En un rincón, una pareja que ya no se coge las manos, mira sin demasiado disimulo.

– ¿Quién es esa conquista de Pablo?

– No sé, parece una criada, ¿te gusta?

– Psché, no está mal…

– Pues vete con ella, si te gusta, no creo que te sea demasiado difícil.

– ¿Ya estás?

– Quien ya está eres tú. Anda, rico, déjame tranquila que no tengo ganas de bronca; esta temporada estoy muy poco folklórica.

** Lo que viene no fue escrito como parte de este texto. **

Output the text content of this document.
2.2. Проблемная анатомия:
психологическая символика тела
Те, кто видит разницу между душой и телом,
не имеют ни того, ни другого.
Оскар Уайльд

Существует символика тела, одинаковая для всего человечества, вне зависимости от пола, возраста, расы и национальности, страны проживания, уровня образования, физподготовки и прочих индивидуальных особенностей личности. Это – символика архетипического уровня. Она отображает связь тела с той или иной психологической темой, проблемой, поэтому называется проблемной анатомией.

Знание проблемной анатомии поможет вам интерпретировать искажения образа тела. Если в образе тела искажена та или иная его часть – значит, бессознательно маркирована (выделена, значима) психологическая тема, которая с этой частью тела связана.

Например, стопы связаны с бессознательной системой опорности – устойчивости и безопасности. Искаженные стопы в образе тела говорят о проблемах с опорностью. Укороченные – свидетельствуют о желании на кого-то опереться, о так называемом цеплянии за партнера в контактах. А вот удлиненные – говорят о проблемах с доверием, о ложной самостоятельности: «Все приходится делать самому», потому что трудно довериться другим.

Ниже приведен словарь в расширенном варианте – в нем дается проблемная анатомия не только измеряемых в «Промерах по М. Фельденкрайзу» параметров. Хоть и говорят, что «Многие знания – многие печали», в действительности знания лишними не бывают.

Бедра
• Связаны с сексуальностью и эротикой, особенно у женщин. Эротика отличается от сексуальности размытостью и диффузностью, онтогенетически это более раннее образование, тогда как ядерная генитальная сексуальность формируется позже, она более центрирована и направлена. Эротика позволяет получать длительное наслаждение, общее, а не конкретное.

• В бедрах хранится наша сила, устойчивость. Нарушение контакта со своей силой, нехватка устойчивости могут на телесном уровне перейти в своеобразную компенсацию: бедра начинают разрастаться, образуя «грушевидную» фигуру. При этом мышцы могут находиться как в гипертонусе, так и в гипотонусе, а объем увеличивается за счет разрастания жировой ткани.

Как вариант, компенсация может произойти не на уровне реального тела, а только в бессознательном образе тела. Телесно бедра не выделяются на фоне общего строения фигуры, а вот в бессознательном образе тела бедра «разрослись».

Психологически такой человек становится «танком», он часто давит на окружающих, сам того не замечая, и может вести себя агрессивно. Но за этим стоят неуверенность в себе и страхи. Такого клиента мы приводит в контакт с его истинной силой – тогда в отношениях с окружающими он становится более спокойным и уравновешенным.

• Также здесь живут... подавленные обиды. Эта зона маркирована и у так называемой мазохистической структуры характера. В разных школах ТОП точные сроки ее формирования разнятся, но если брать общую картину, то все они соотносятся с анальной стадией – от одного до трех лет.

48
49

El hombre enciende un pitillo.

– Mira, Mari Tere, ¿sabes lo que te digo?, que asi no vamos a ningún lado.

– ¡Muy flamenco estás tú! Déjame si quieres, ¿no es eso lo que buscas? Todavía tengo quien me mire a la cara.

– Habla más bajo, no tenemos por qué dar tres cuartos al pregonero.

La señorita Elvira deja la novela sobre la mesa de noche y apaga la luz. "Los misterios de París" se quedan a oscuras al lado de un vaso mediado de agua, de unas medias usadas y de una barra de rouge ya en las últimas.

Antes de dormirse, la señorita Elvira siempre piensa un poco.

– Puede que tenga razón doña Rosa. Quizá sea mejor volver con el viejo, así no puedo seguir. Es un baboso, pero, ¡después de todó!, ya no tengo mucho donde escoger. La señorita Elvira se conforma con poco, pero ese poco casi nunca lo consigue. Tardó mucho tiempo en enterarse de cosas que, cuando las aprendió, le cogieron ya con los ojos llenos de patas de gallo y los dientes picados y ennegrecidos. Ahora se conforma con no ir al hospital, con poder seguir en su miserable fonducha; a lo mejor, dentro de unos años, su sueño dorado es una cama en el hospital, al lado del radiador de la calefacción.